The assignment notification system uses smart batching to prevent email spam when multiple items are assigned in quick succession. Instead of sending an email for each individual assignment, the system waits for a 10-minute quiet period after the last assignment before sending a single consolidated email. How it works:

  • When a user is assigned to an item (as owner, manager, or assignee), the system creates or updates a PendingNotification record and schedules an AssignmentNotificationJob to run in 1 minute.
  • The job checks if 10 minutes have passed since the last assignment.
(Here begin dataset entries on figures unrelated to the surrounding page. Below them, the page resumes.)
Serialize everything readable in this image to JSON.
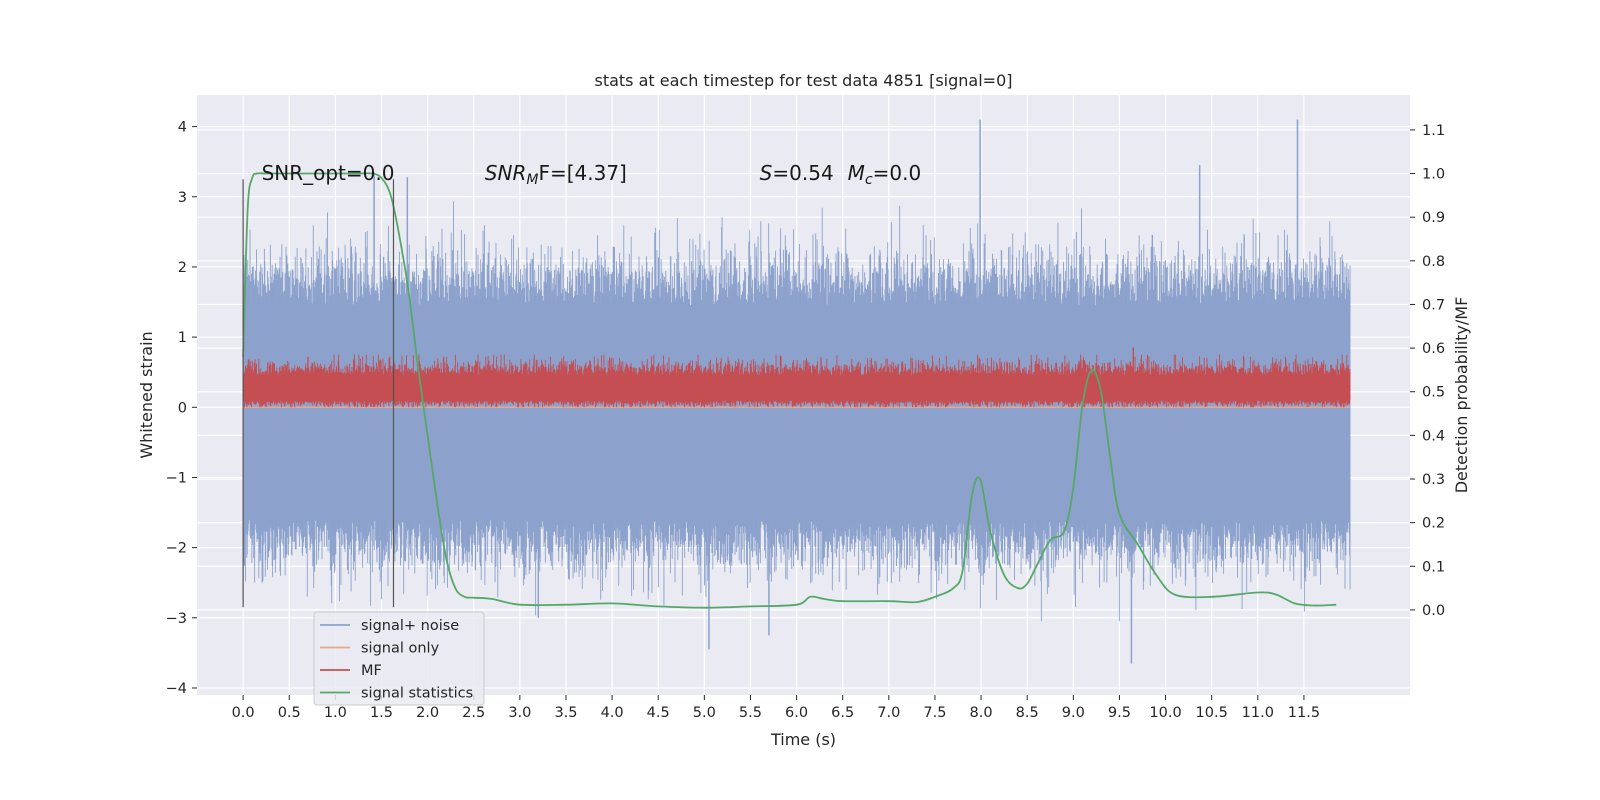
{
  "chart_data": {
    "type": "line",
    "title": "stats at each timestep for test data 4851 [signal=0]",
    "xlabel": "Time (s)",
    "ylabel": "Whitened strain",
    "y2label": "Detection probability/MF",
    "xlim": [
      -0.5,
      12.65
    ],
    "ylim": [
      -4.1,
      4.45
    ],
    "y2lim": [
      -0.195,
      1.18
    ],
    "grid": true,
    "legend_position": "lower-left",
    "x_ticks": [
      "0.0",
      "0.5",
      "1.0",
      "1.5",
      "2.0",
      "2.5",
      "3.0",
      "3.5",
      "4.0",
      "4.5",
      "5.0",
      "5.5",
      "6.0",
      "6.5",
      "7.0",
      "7.5",
      "8.0",
      "8.5",
      "9.0",
      "9.5",
      "10.0",
      "10.5",
      "11.0",
      "11.5"
    ],
    "y_ticks": [
      "4",
      "3",
      "2",
      "1",
      "0",
      "−1",
      "−2",
      "−3",
      "−4"
    ],
    "y2_ticks": [
      "1.1",
      "1.0",
      "0.9",
      "0.8",
      "0.7",
      "0.6",
      "0.5",
      "0.4",
      "0.3",
      "0.2",
      "0.1",
      "0.0"
    ],
    "annotations": {
      "snr_opt": "SNR_opt=0.0",
      "snr_mf_sym": "SNR",
      "snr_mf_sub": "M",
      "snr_mf_rest": "F=[4.37]",
      "s_sym": "S",
      "s_val": "=0.54",
      "mc_sym": "M",
      "mc_sub": "c",
      "mc_val": "=0.0"
    },
    "window_markers": {
      "x": [
        0.0,
        1.63
      ],
      "y_range": [
        -2.85,
        3.25
      ]
    },
    "series": [
      {
        "name": "signal+ noise",
        "color": "#8ca2cc",
        "axis": "left",
        "x_range": [
          0.0,
          12.0
        ],
        "band": [
          -1.6,
          1.45
        ],
        "typical_peak": [
          -2.4,
          2.3
        ],
        "spikes": [
          {
            "x": 7.99,
            "y": 4.1
          },
          {
            "x": 11.43,
            "y": 4.1
          },
          {
            "x": 9.63,
            "y": -3.65
          },
          {
            "x": 5.05,
            "y": -3.45
          },
          {
            "x": 3.2,
            "y": -3.0
          },
          {
            "x": 5.7,
            "y": -3.25
          },
          {
            "x": 1.42,
            "y": 3.35
          },
          {
            "x": 1.78,
            "y": 3.28
          },
          {
            "x": 10.37,
            "y": 3.45
          }
        ]
      },
      {
        "name": "signal only",
        "color": "#e9a68a",
        "axis": "left",
        "x": [
          0.0,
          12.0
        ],
        "y": [
          0.0,
          0.0
        ]
      },
      {
        "name": "MF",
        "color": "#c44e52",
        "axis": "left",
        "x_range": [
          0.0,
          12.0
        ],
        "band": [
          0.1,
          0.45
        ],
        "extremes": [
          0.0,
          0.85
        ]
      },
      {
        "name": "signal statistics",
        "color": "#55a868",
        "axis": "right",
        "x": [
          0.0,
          0.05,
          0.1,
          0.15,
          0.25,
          0.5,
          0.75,
          1.0,
          1.25,
          1.4,
          1.5,
          1.6,
          1.7,
          1.8,
          1.9,
          2.0,
          2.1,
          2.2,
          2.3,
          2.4,
          2.5,
          2.7,
          3.0,
          3.5,
          4.0,
          4.5,
          5.0,
          5.5,
          6.0,
          6.15,
          6.3,
          6.5,
          7.0,
          7.3,
          7.5,
          7.7,
          7.8,
          7.9,
          7.99,
          8.1,
          8.25,
          8.4,
          8.5,
          8.6,
          8.75,
          8.9,
          9.0,
          9.1,
          9.2,
          9.3,
          9.4,
          9.5,
          9.7,
          9.9,
          10.1,
          10.5,
          11.0,
          11.2,
          11.4,
          11.6,
          11.85
        ],
        "y": [
          0.58,
          0.92,
          0.99,
          1.0,
          1.0,
          1.0,
          1.0,
          1.0,
          1.0,
          1.0,
          0.99,
          0.95,
          0.85,
          0.72,
          0.55,
          0.4,
          0.25,
          0.12,
          0.05,
          0.03,
          0.028,
          0.025,
          0.012,
          0.012,
          0.015,
          0.008,
          0.005,
          0.008,
          0.012,
          0.03,
          0.025,
          0.02,
          0.02,
          0.018,
          0.03,
          0.05,
          0.09,
          0.26,
          0.3,
          0.18,
          0.08,
          0.05,
          0.06,
          0.1,
          0.16,
          0.18,
          0.28,
          0.47,
          0.55,
          0.5,
          0.35,
          0.22,
          0.15,
          0.08,
          0.035,
          0.03,
          0.04,
          0.035,
          0.015,
          0.01,
          0.012
        ]
      }
    ]
  }
}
If new assignments have arrived within that window, the job reschedules itself and waits another minute to check again.
  • Once the 10-minute window has elapsed with no new assignments, the job verifies that all assignments still exist and are still valid (the user is still assigned), then sends a single email containing all assignments grouped by type (Controls, Risks, Assets, etc.).
  • If assignments are removed or the user is unassigned before the email is sent, those items are automatically filtered out during the verification step.

This approach ensures users receive timely notifications without being overwhelmed by email volume during bulk assignment operations, while using the database as the source of truth to handle concurrent updates and job retries gracefully.